Terzo e ultimo, il piano di difesa comune. Agitando lo spettro di una bombola di gas e di un trolley incendiato, Emmanuel Macron è infatti riuscito a ottenere in 5 minuti ciò che non era nato nemmeno nel pensiero in dieci anni: i prodromi della difesa comune europea con la costituzione, appunto, di un fondo ad hoc, reso necessario e inderogabile dall’emergenza terrorismo (in particolare i foreign fighters), casualmente palesatasi in maniera plateale proprio a ridosso del Vertice, prima a Parigi e poi a Bruxelles stessa. La finalità è giungere all’esercito comune europeo? No, non serve a nulla, tanto più che c’è già la Nato e quanto sta accadendo nel Baltico ci dice che la politica di difesa europea è totalmente delegata all’Alleanza e al suo socio di maggioranza, ovvero gli Usa. E proprio in ossequio alla richiesta statunitense di aumentare gli stanziamenti europei per la difesa, tra cui i versamenti partecipativi all’Alleanza da portare al 2% del Pil, Macron ha piazzato la zampata diplomatica: soldi, ma, soprattutto, mani libere. Il tutto in un contesto che vede il presidente francese in pieno controllo dell’Assemblea Nazionale e dotato di poteri pressoché assoluti garantiti dallo stato di emergenza, prorogato fino al prossimo 1 novembre.
Macron ha già promesso una legge speciale anti-terrorismo e, d’accordo con Angela Merkel e Theresa May, sta spingendo fortissimo per una decisa stretta sulla Rete al fine di stroncare arruolamento, propaganda e addestramento on-line dei terroristi.
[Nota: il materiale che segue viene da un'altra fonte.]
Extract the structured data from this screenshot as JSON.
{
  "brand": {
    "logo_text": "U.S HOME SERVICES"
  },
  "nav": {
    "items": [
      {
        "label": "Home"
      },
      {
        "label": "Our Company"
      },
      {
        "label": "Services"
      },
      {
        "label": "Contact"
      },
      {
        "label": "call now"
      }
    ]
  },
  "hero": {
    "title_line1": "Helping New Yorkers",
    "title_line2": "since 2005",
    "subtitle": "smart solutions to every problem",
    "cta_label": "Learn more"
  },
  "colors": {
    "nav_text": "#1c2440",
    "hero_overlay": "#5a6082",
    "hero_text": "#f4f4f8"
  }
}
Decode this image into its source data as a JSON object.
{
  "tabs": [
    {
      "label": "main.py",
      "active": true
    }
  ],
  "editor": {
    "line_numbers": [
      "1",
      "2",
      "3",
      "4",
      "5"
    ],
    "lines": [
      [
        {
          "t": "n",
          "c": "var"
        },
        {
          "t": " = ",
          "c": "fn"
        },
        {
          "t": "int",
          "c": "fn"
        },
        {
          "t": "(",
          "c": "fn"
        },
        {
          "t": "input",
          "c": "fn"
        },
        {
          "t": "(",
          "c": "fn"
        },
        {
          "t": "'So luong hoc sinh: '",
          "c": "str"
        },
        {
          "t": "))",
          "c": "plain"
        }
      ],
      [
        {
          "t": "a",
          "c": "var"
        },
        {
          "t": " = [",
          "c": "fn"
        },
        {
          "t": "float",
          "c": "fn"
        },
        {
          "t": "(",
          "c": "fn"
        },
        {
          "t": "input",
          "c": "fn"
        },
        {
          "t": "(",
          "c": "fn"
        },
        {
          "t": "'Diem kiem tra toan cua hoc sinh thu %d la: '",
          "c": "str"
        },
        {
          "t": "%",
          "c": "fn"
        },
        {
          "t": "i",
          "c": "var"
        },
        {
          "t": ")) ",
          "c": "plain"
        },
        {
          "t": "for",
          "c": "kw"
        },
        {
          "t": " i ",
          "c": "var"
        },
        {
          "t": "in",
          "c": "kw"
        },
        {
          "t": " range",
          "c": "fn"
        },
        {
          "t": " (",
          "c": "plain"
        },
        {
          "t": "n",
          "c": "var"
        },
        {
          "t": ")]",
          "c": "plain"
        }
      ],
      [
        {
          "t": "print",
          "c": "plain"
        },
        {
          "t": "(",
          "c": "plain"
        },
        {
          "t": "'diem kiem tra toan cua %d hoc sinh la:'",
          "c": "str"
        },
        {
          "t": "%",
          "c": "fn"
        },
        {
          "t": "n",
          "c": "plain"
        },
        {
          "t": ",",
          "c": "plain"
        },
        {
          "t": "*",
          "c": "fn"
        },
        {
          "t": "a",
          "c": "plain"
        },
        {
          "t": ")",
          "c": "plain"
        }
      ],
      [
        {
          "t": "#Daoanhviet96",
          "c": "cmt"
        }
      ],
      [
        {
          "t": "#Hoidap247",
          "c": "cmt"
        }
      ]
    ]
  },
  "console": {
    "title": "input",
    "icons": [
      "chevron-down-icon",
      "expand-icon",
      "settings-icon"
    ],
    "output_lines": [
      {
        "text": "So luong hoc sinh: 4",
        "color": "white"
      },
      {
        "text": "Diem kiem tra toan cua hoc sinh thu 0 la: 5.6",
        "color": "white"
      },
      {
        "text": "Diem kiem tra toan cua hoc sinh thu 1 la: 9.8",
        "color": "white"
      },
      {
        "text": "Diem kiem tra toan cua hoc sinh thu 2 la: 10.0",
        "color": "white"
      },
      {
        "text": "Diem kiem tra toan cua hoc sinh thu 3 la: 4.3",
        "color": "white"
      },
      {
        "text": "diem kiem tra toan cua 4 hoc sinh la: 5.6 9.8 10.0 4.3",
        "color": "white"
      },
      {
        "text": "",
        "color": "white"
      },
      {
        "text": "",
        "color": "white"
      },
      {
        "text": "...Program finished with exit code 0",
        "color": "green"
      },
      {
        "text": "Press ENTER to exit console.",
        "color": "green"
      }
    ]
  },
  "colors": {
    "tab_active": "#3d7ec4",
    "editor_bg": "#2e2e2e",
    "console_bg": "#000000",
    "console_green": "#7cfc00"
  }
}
Anzi, degli «estremisti di ogni genere», come ha detto Theresa May dopo l’attacco alla moschea di Finsbury Park. Insomma, siamo alle fasi preparative di una vera e propria guerra, il cui obiettivo primario sarà Bashar al-Assad per l’impossibilità di colpire direttamente la Russia, se non con le sanzioni. A questo è servito il Vertice Ue. A questo e a far capire all’Italia che non conta nulla, che i migranti se li tiene e sta zitta e che le carte in tavole torna a darle l’asse renano.
Come abbia potuto Gentiloni restare a quel tavolo, è cosa come mi sconvolge. Ma si sa, qui ci sono i ballottaggi domani, banco che potrebbe far saltare il governo e spalancare le porte al voto anticipato in autunno. E poi ci sono leggi di fondamentale importanza da approvare a tutti i costi, come lo ius soli, il reato di tortura, la liberalizzazione della cannabis e il bio-testamento. Insomma, l’agenda dettata da Repubblica al governo. Con un mandante preciso, lo stesso che ieri ha armato la mano di Juncker contro la proposta della May per intimorirla e spingerla verso i più placidi lidi di un soft Brexit.
A questo punto, non so nemmeno più perché andare a votare. Comincio a pensare che la ricetta di Schumpeter sia ormai l’unica applicabile, almeno per salvare il salvabile. Peggio di così, infatti, è duro immaginare il destino di un Paese con qualche millennio di storia alle spalle.